A state audit of the Texas Department of Public Safety (DPS) concluded the agency lacks “sufficient controls over its processes” for issuing driver licenses and identification cards.

The report released by the State Auditor’s Office indicated DPS did not ensure it “consistently collected or retained all required documentation to support its verification of applicants’ eligibility.” Auditors conducted experiments and other testing on processes and data monitoring for a period of nearly 18 months.

“It definitely concerns me. I wouldn’t want my information to be essentially out there for anybody to just essentially get their hands on,” said Javier Benitez, who applied for a driver license on Wednesday. “I imagine everyone feels this way.”

During that Sept. 2016 to Feb. 2018 timeframe, auditors discovered that DPS did not have required documentation (applications, proof of Social Security numbers, proof of Texas residency, thumbprint scans, and skills test results) for 25 percent of the 60 noncommercial driver licenses and identification cards tested. The agency was missing documentation for 40 percent of the 60 commercial driver licenses tested, according to the report. During that time, driver license workers processed approximately 10.5 million licenses and cards and collected $205.7 million in fees.

Among the recommendations in the document, the auditors suggested DPS “document policies and procedures for the reviews of driver licenses and identification cards that its regional offices are required to perform,” and “ensure that its regional offices document the specific driver licenses and identification cards and type of driver licenses it reviewed each month and the results of those reviews.”

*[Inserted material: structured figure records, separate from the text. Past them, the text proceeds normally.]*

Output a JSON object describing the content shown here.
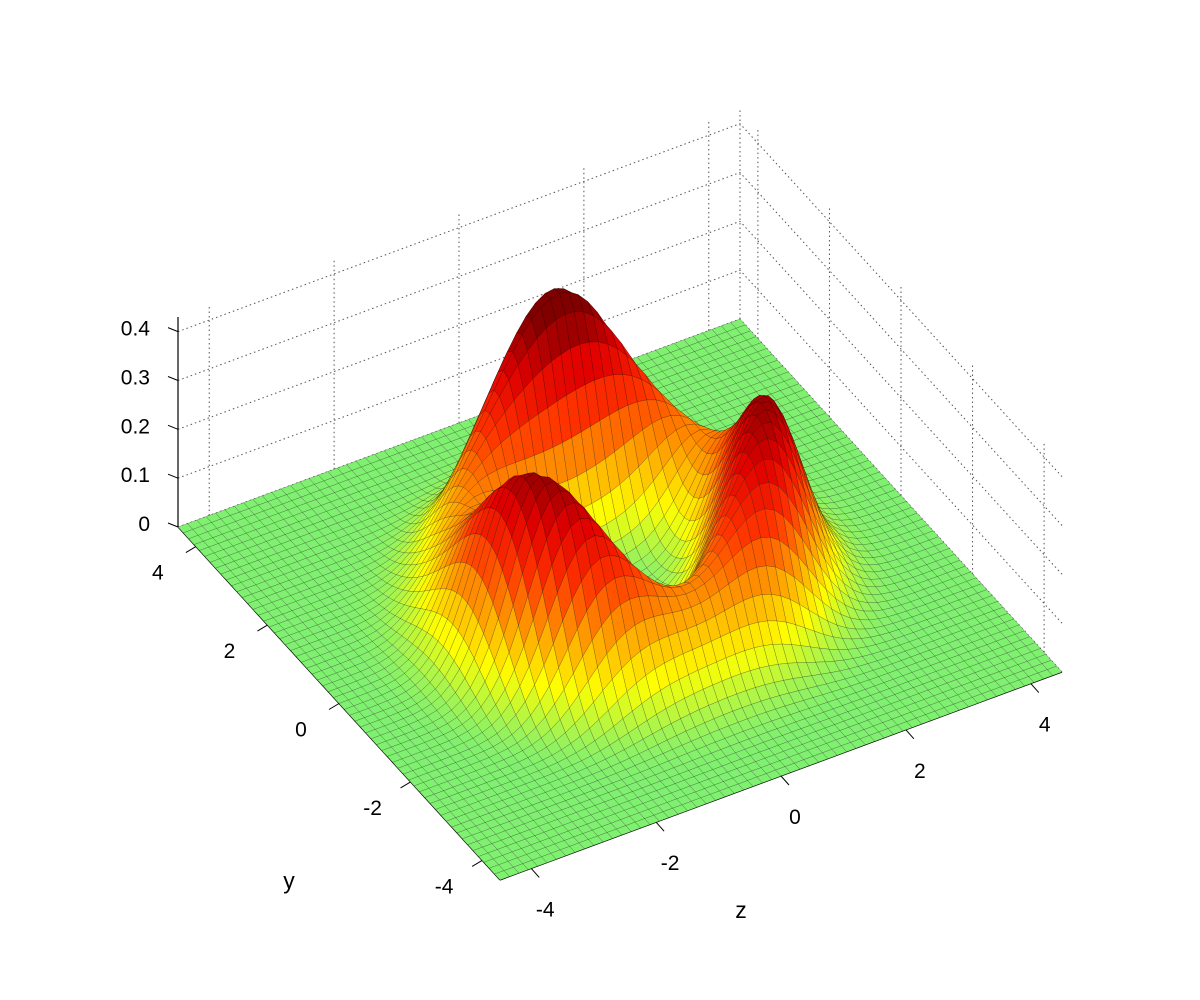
{
  "chart_data": {
    "type": "surface",
    "title": "",
    "xlabel": "z",
    "ylabel": "y",
    "zlabel": "",
    "x_ticks": [
      "-4",
      "-2",
      "0",
      "2",
      "4"
    ],
    "y_ticks": [
      "-4",
      "-2",
      "0",
      "2",
      "4"
    ],
    "z_ticks": [
      "0",
      "0.1",
      "0.2",
      "0.3",
      "0.4"
    ],
    "xlim": [
      -4.5,
      4.5
    ],
    "ylim": [
      -4.5,
      4.5
    ],
    "zlim": [
      0,
      0.43
    ],
    "grid": true,
    "colormap": [
      "#80f070",
      "#ffff00",
      "#ff9900",
      "#ff3300",
      "#e00000",
      "#800000"
    ],
    "surface": {
      "description_formula": "ring of radius 2 with height modulated by angle",
      "ring_radius": 2.0,
      "ring_width": 0.8,
      "base_height": 0.3,
      "modulation": 0.11,
      "lobes": 3,
      "grid_points": 60
    },
    "peaks": [
      {
        "x": 0.2,
        "y": 2.2,
        "z": 0.41
      },
      {
        "x": -2.0,
        "y": -0.4,
        "z": 0.35
      },
      {
        "x": 2.0,
        "y": -0.6,
        "z": 0.35
      },
      {
        "x": -0.2,
        "y": -1.8,
        "z": 0.3
      }
    ]
  }
}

The 26-page audit also highlighted a “lack of effective oversight” over the process of issuing licenses and ID cards.

“The Driver License System also allows employees to complete a driver license and identification card transaction and issue a temporary driver license or identification card without uploading scans of all required documents,” the reviewers claimed.

In a statement, a DPS spokesperson said the driver license system is a “function and responsibility that is a top priority for DPS.”

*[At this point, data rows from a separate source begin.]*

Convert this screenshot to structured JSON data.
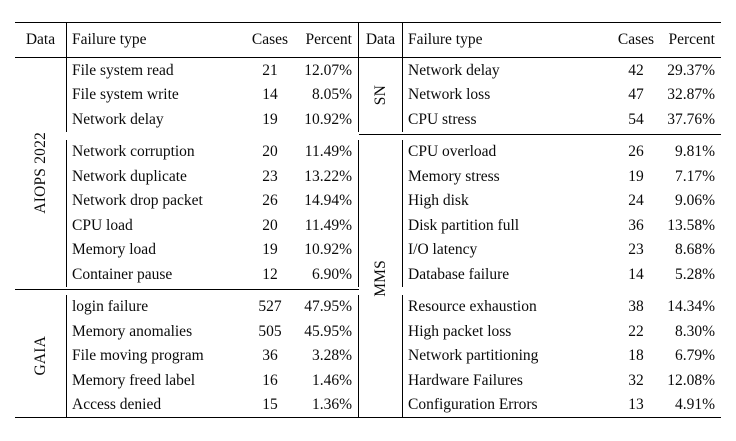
{
  "page": {
    "background": "#ffffff",
    "text_color": "#0a0a0a",
    "rule_color": "#000000"
  },
  "table": {
    "column_headers": [
      "Data",
      "Failure type",
      "Cases",
      "Percent"
    ],
    "halves": [
      {
        "side": "left",
        "sections": [
          {
            "label": "AIOPS 2022",
            "rows": [
              [
                "File system read",
                "21",
                "12.07%"
              ],
              [
                "File system write",
                "14",
                "8.05%"
              ],
              [
                "Network delay",
                "19",
                "10.92%"
              ],
              [
                "Network corruption",
                "20",
                "11.49%"
              ],
              [
                "Network duplicate",
                "23",
                "13.22%"
              ],
              [
                "Network drop packet",
                "26",
                "14.94%"
              ],
              [
                "CPU load",
                "20",
                "11.49%"
              ],
              [
                "Memory load",
                "19",
                "10.92%"
              ],
              [
                "Container pause",
                "12",
                "6.90%"
              ]
            ]
          },
          {
            "label": "GAIA",
            "rows": [
              [
                "login failure",
                "527",
                "47.95%"
              ],
              [
                "Memory anomalies",
                "505",
                "45.95%"
              ],
              [
                "File moving program",
                "36",
                "3.28%"
              ],
              [
                "Memory freed label",
                "16",
                "1.46%"
              ],
              [
                "Access denied",
                "15",
                "1.36%"
              ]
            ]
          }
        ]
      },
      {
        "side": "right",
        "sections": [
          {
            "label": "SN",
            "rows": [
              [
                "Network delay",
                "42",
                "29.37%"
              ],
              [
                "Network loss",
                "47",
                "32.87%"
              ],
              [
                "CPU stress",
                "54",
                "37.76%"
              ]
            ]
          },
          {
            "label": "MMS",
            "rows": [
              [
                "CPU overload",
                "26",
                "9.81%"
              ],
              [
                "Memory stress",
                "19",
                "7.17%"
              ],
              [
                "High disk",
                "24",
                "9.06%"
              ],
              [
                "Disk partition full",
                "36",
                "13.58%"
              ],
              [
                "I/O latency",
                "23",
                "8.68%"
              ],
              [
                "Database failure",
                "14",
                "5.28%"
              ],
              [
                "Resource exhaustion",
                "38",
                "14.34%"
              ],
              [
                "High packet loss",
                "22",
                "8.30%"
              ],
              [
                "Network partitioning",
                "18",
                "6.79%"
              ],
              [
                "Hardware Failures",
                "32",
                "12.08%"
              ],
              [
                "Configuration Errors",
                "13",
                "4.91%"
              ]
            ]
          }
        ]
      }
    ]
  }
}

“The department did not issue a license or identification card to any ineligible applicant,” DPS communications director Katherine Cesinger said. She said the department “agrees that oversight and review processes can be improved,” and DPS asked lawmakers for more resources to in order to accomplish that.

“I personally have confidence in our government agencies that they are going to do that,” John Suberbille, who spent Wednesday afternoon at a driver license office in central Texas.

A report from the state’s Sunset Advisory Commission suggested the driver license operations transfer to the purview of the Texas Department of Motor Vehicles. The commission approved a third-party study to “perform an analysis and make recommendations on opportunity and challenges” of transferring the program. A report with the analysis and recommendations will be due by Sept. 1, 2020. The report that included the commission decisions also stated that if lawmakers do not fund the third-party analysis in the 86th Legislative Session, the driver license program “shall be transferred to TxDMV effective September 1, 2021.”

A spokesperson for TxDMV said agency leaders would “work diligently and cooperatively” with DPS “to ensure such an evaluation is provided” should lawmakers move forward with the study.

Benitez said he expected the DPS to follow through with making changes.

“If there is stuff that has been called out and needs to be done, then it definitely needs the spotlight,’ he explained.

The State Auditor’s Office posted the entire report and summary on its website.